= William Eassie =

William Eassie (1805-1861) was a Scottish businessman of the mid 19th century, working as a railway contractor and then as a Gloucester-based supplier of prefabricated wooden buildings.

==Career==
Eassie was born at Lochee near Dundee in 1805. Little is known of his early life, but he was involved in construction of the East Lancashire Railway in 1840.

In 1849 he moved to Gloucestershire and worked on the Gloucester and Dean Forest Railway, securing a contract to supply and install wooden sleepers and to lay iron rails. He subsequently worked on the docks branch of this railway on the west side of the Gloucester and Sharpness Canal, and on the Vale of Neath Railway in south Wales.

Eassie established a factory in Gloucester in 1849, and became one of the city's major employers, employing over 1,000 men, working in shifts.

In delivering contracts, Eassie worked often with Richard Potter of Price & Co, a Gloucester-based timber importer, and in 1851 he set up a steam-powered saw mill on land beside the Gloucester and Sharpness Canal that Price & Co leased from Gloucester Corporation. From this mill, Eassie also supplied other contractors, including those working on rail projects for Isambard Kingdom Brunel.

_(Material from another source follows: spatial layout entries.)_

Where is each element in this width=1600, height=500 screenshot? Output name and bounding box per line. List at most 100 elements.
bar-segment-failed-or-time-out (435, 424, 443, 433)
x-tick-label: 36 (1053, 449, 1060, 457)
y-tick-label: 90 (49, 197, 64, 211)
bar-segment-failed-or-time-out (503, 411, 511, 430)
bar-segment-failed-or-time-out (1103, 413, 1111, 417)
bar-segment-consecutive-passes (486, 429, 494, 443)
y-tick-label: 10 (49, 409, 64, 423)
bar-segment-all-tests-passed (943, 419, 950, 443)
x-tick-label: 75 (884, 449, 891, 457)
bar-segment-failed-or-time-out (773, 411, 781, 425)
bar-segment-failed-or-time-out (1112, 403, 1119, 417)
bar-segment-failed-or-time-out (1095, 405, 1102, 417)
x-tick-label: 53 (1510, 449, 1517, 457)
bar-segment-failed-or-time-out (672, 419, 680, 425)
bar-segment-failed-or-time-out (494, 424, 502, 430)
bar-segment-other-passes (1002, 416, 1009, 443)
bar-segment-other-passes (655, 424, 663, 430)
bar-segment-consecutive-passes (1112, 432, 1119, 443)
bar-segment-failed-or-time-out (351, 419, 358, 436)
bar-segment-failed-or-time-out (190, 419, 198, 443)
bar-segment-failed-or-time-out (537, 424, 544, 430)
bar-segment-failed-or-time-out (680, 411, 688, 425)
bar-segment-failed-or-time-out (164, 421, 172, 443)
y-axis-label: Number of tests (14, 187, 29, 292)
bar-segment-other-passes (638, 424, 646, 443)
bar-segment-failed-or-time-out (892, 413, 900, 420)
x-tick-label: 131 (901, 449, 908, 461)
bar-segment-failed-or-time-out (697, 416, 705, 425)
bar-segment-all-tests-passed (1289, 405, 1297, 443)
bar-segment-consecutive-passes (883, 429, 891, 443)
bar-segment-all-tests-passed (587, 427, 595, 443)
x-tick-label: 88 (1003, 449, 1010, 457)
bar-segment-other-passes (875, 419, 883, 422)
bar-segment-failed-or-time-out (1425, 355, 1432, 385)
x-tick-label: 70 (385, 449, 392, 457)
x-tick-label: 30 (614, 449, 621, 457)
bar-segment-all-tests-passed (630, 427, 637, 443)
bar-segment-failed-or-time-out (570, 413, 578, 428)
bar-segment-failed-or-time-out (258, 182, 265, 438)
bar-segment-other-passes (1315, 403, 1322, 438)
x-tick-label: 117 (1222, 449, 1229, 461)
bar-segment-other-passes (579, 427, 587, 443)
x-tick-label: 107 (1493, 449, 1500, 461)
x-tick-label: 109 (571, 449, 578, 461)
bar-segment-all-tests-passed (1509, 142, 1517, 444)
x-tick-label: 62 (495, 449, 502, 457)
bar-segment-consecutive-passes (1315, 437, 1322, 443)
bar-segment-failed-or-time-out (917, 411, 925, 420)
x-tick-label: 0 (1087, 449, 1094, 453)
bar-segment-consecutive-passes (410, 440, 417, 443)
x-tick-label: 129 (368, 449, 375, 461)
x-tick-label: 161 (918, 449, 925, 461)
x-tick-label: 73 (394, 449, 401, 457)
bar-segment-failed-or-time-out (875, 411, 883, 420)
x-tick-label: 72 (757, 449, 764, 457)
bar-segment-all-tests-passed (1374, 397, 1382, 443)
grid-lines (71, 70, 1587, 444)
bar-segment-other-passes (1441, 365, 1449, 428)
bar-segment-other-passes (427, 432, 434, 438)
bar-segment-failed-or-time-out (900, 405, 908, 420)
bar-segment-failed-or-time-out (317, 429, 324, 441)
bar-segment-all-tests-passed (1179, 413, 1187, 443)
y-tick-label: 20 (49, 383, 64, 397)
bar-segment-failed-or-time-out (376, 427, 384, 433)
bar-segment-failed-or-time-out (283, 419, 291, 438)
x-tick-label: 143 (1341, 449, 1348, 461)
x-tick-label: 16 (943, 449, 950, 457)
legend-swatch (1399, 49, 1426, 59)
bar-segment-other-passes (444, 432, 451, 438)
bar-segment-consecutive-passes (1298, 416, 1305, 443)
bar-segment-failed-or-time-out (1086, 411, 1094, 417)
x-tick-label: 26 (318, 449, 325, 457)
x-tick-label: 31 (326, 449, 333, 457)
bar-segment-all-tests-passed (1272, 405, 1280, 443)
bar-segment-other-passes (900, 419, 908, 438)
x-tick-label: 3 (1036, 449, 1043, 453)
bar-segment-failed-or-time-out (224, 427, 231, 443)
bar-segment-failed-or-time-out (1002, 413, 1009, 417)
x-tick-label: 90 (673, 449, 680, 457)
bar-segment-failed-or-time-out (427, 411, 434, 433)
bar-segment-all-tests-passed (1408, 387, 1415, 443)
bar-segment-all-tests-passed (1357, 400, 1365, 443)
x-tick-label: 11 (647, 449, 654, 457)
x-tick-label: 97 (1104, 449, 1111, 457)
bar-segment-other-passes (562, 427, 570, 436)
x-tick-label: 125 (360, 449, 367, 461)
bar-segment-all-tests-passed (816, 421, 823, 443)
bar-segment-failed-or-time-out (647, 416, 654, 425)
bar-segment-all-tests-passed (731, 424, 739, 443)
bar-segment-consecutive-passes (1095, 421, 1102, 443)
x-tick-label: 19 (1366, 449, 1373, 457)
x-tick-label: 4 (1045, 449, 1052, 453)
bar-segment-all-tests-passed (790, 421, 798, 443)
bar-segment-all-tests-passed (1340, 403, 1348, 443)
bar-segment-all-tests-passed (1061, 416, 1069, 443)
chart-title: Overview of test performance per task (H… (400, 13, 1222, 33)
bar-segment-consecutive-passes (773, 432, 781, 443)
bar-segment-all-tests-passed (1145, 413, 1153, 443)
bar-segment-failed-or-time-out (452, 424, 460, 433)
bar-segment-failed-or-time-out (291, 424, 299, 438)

Eassie's work diversified from rail projects into supply of wood for buildings, including greenhouses for a Royal Agricultural Society show in Gloucester in July 1853, and doors, windows and complete buildings for export to Australia to house gold prospectors. This experience in prefabricated buildings led to an 1854 commission to supply huts to house British troops engaged in the Crimean War, followed by a similar order from the French government. Shortly after completion of these orders in early 1855, Eassie was approached by Brunel to work on designs for prefabricated buildings to form the Renkioi military hospital near the Dardanelles. The hospital was designed as 16 buildings, each holding 50 patients in two wards, and were shipped direct from Gloucester Docks to Balaklava.

After the Crimean War, Eassie's business expanded its engineering capabilities, forging scrap iron to manufacture ship anchors and other components, and developing a piling machine to work at the Millwall Iron Works in London where Brunel's SS Great Eastern was being built.

However, Eassie's business got into financial difficulties, and he was forced to restructure the business, giving his sons (William and
Peter Boyd Eassie) formal roles in William Eassie & Sons. The company continued to make wooden buildings for UK and overseas customers, later expanding into the supply of wood for the manufacture of railway wagons in an adjacent works in Gloucester.

==Legacy==
Eassie died in May 1861, but the company was continued by his sons, becoming a limited company in 1868. In 1875, Eassie & Co was acquired by its neighbour, the Gloucester Railway Carriage and Wagon Company, and in 1900 became the Gloucester Joinery Co. Ltd, making shop fronts, shop fittings, staircases, greenhouses and church and school furniture until the mid 1940s.

William Eassie Jr became a prominent civil engineer engaged on public health projects, and an advocate of cremation, writing a book Cremation: Its History and Bearings upon Public Health (published in 1875) and serving as honorary secretary of the Cremation Society.